13.3. Collaborative Filtering
The collaborative filtering method replies on an interaction matrix between users and items, known as the rating matrix. Imagine this matrix as an m-by-n grid, where rows represent users, columns represent items.
Within this matrix, some entries are known, which could be explicit or implicit feedback. Explicit feedback might be direct ratings, such as a user’s rating of a movie on Netflix on a scale from one to five, signaling clear preferences. Implicit feedback could come from user behaviors such as clicking on an item or spending time viewing a particular movie, providing subtle clues about their interests.
Constructing this matrix, however, is far from trivial. Challenges arise in distinguishing between a user’s disinterest in an item and mere unawareness of it. Missing entries don’t always mean disliking; they could indicate a lack of exposure. This ambiguity is just one of the hurdles in developing effective recommendation systems.
Assuming we have this interaction matrix, denoted by R, with some entries missing (indicated by question marks), the goal of a recommender system is to fill in the blanks, predicting user preferences for items they haven’t interacted with. This task is akin to matrix completion, a term you’ll often encounter when delving into the mechanics of recommendation systems.
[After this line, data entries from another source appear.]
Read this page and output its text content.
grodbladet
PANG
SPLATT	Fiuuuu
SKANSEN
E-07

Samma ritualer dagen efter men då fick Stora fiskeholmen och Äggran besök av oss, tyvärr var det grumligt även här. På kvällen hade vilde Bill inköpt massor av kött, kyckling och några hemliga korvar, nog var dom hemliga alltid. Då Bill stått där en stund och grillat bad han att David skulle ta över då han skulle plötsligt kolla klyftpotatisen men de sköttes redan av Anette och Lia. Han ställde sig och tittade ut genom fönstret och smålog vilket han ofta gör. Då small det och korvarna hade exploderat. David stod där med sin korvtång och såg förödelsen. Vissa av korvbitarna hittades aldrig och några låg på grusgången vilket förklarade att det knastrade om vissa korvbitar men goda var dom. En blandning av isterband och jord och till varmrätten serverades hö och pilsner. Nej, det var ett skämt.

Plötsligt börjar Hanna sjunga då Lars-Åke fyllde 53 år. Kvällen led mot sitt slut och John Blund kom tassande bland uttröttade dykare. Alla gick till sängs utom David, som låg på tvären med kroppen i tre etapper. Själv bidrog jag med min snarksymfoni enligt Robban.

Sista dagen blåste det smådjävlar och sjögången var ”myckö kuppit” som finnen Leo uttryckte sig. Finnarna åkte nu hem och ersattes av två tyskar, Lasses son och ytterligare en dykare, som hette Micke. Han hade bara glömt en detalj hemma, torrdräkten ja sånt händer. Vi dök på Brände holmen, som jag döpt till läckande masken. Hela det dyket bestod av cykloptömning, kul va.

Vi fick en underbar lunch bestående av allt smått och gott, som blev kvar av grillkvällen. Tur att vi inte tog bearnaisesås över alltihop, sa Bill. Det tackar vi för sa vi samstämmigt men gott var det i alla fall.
Collaborative filtering splits into two primary methods: User-based and Item-based.
- User-based CF
This approach posits that similar users will like similar items. If User A liked an item and User B has a similar profile to User A, it’s likely that User B will also like that item. The challenge lies in defining what makes users similar, which we will explore further.
- Item-based CF
Conversely, this method assumes users will like items similar to those they have already liked. If User A liked Item X, and Item Y is similar to Item X, then User A is likely to like Item Y as well.
Crucial to collaborative filtering is the notion of similarity. We need to determine how to quantify the resemblance between users or items, even with incomplete data. Some of the most commonly used similarity metrics include:
- Jaccard Similarity:
Ideal for binary data, it compares users based on the items they have both interacted with, or compare items based on shared users.
\[\frac{|A \cap B|}{|A \cup B|}, \quad \text{ where } A, B \text{ are two sets}\]
- Cosine Similarity:
This measures the cosine of the angle between two vectors in an n-dimensional space. Missing values are ignored or equivalently treated as zeros.
\[\frac{u^t v}{\| u\| \cdot \| v\|}, \quad \text{ where } u, v \text{ are two vectors}\]
- Centered Cosine Similarity (Pearson Correlation):
A variation of cosine similarity first normalizes around a user’s (or item’s) average rating by subtracting the mean of the observed values.
\[\frac{(u - \bar{u})^t (v - \bar{v})}{\| u - \bar{u} \| \cdot \| v- \bar{v} \|}, \quad \text{ where } u, v \text{ are two vectors}\]
When working with cosine-based similarity measures, it’s important to consider a couple of Key Issues:
Cosines (or correlation coefficients) fall within the range [-1, 1], while similarity measures are typically expected to be within the range [0, 1]. To bridge this gap, it’s customary to define similarity as (1 + cos)/2.
The measures are computed based on the shared, non-missing elements between two entities. For example, for users u and v, the calculation relies on ratings for items that they have both rated. This implies that in the calculation the length of vector u can vary depending on whether we are computing the similarity between u and v1 or the similarity between u and v2. It’s worth noting that it’s common to obtain a similarity of 1 between two users if they have rated only one shared item.
When it comes to Centered Cosine similarity,
one approach is to confine all calculations, including centering, to the shared, non-missing elements between two entities This aligns with the pairwise.complete.obs method in the R command cor. However, some may find such computed similarity less comparable or reasonable.
An alternative approach for calculating Centered Cosine similarity involves first centering each user’s ratings to eliminate user bias and then computing the cosine similarity. For example, if user u has rated 10 movies, and 3 of those movies are also rated by user v, the calculation during the centering stage takes into account all 10 ratings, whereas the cosine calculation considers only the shared 3 ratings. In contrast, in the centered cosine similarity calculation mentioned above, all computations, including centering, are restricted to the three shared ratings.
Additionally, when calculating centered cosine similarity, it’s crucial to be mindful of a potential issue related to the denominator: \(\| u - \bar{u} \|.\) This denominator can become zero when all non-NA (non-missing) elements of u are constant.
In summary, with a well-constructed R matrix and a thoughtful selection of similarity measures, collaborative filtering can make educated predictions, catering to the diverse tastes of their audience.